Thanks for any idea.

  

How to repeat:
In our production load test.

my.cnf
[mysqld]
port = 3306
socket = /tmp/mysql.sock
basedir = /usr/local/mysql
datadir = /usr/local/mysql/data
max_allowed_packet = 160M 
init_connect='set transaction_allow_batching=1;set autocommit=0'

#log = /usr/local/mysql/log/mysqld.sql

skip-locking
skip-innodb
#skip-merge
skip-name-resolve
key_buffer_size = 256M 
query_cache_size = 4M
net_buffer_length = 40960
lower_case_table_names = 1
thread_cache_size = 256
ndb_batch_size = 0
ndb_use_transactions = 1
tmp_table_size = 256M
query_cache_type = 0
query_cache_size = 0
optimizer_search_depth =3

max_tmp_table = 512
#tmp_table_size = 512M
#max_heap_table_size=256M
#memlock
sysdate_is_now

# Add new parameter ##########
table_open_cache=1024
default-storage-engine=NDBCLUSTER
join_buffer_size=2M
read_buffer_size=2M
read_rnd_buffer_size=2M
sort_buffer_size=2M
#transaction_alloc_block_size=81920
#transaction_prealloc_size=40960
#profiling_history_size=100
#profiling=1
max_connections=2000

long_query_time = 1
log-slow-queries = /usr/local/mysql/log/slow.log
#log-queries-not-using-indexes 

log-bin=mysql-bin
binlog_format=mixed

ndb_autoincrement_prefetch_sz = 256
ndb_cluster_connection_pool = 2 

ndbcluster                      # run NDB storage engine
ndb-connectstring=10.192.140.24  # location of management server
ndb-use-exact-count=0
ndb-index-stat-enable=0
ndb-force-send=1
engine-condition-pushdown=1

[mysqldump]
max_allowed_packet = 160M

[mysqlhotcopy]
interactive-timeout
[1 Feb 2011 9:43] Martin Skold
Please send table definitions and how much data is stored.

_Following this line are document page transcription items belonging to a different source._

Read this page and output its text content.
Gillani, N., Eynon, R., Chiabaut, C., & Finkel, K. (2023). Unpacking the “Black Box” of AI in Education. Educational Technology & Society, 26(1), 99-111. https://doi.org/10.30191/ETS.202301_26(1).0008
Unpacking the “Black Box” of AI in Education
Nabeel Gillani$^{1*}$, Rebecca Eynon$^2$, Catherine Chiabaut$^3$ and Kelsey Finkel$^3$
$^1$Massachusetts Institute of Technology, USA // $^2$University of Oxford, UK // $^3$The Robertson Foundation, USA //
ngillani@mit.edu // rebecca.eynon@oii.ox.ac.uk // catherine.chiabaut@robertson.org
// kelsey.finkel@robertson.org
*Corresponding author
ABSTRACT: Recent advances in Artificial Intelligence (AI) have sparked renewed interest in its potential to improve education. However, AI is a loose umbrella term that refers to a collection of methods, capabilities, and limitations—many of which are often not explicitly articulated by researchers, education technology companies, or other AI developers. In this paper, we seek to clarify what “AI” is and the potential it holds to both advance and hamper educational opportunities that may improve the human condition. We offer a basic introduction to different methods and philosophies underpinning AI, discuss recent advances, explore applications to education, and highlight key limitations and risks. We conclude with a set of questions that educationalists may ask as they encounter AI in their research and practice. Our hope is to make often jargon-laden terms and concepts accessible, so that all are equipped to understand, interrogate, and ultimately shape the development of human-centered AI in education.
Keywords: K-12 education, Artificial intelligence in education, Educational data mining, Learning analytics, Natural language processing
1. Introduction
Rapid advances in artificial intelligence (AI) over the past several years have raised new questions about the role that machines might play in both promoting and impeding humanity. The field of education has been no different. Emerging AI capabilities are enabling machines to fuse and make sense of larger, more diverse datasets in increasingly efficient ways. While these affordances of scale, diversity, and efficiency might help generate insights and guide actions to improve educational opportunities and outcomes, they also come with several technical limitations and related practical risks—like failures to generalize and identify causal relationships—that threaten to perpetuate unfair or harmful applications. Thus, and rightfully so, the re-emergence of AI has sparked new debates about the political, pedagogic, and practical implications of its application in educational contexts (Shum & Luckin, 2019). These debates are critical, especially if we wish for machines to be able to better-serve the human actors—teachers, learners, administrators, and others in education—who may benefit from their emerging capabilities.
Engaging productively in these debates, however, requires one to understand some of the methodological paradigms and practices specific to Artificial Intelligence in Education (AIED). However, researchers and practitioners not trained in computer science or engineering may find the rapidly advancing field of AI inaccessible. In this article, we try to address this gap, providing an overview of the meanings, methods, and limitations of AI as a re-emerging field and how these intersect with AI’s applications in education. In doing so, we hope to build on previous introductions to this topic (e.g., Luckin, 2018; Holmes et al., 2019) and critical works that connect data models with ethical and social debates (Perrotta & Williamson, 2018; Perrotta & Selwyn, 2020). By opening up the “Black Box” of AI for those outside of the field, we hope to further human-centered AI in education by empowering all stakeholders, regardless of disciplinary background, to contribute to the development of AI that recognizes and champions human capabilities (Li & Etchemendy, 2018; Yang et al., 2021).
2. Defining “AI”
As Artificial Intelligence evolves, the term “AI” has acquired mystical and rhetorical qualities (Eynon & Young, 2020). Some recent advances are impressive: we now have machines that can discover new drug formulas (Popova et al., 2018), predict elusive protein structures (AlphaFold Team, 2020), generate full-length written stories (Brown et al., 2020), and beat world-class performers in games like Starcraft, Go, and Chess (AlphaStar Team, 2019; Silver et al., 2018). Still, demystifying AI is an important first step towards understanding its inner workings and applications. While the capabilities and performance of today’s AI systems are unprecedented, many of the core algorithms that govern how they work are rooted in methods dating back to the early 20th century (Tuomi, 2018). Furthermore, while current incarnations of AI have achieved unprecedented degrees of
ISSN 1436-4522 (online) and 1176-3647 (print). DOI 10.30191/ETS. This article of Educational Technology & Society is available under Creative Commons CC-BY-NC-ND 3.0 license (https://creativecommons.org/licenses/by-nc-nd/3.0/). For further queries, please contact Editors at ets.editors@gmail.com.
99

Without a
reproducable test case it is difficult to assess what the problem is.
[2 Mar 2011 0:00] Bugs System
No feedback was provided for this bug for over a month, so it is
being suspended automatically. If you are able to provide the
information that was originally requested, please do so and change
the status of the bug back to "Open".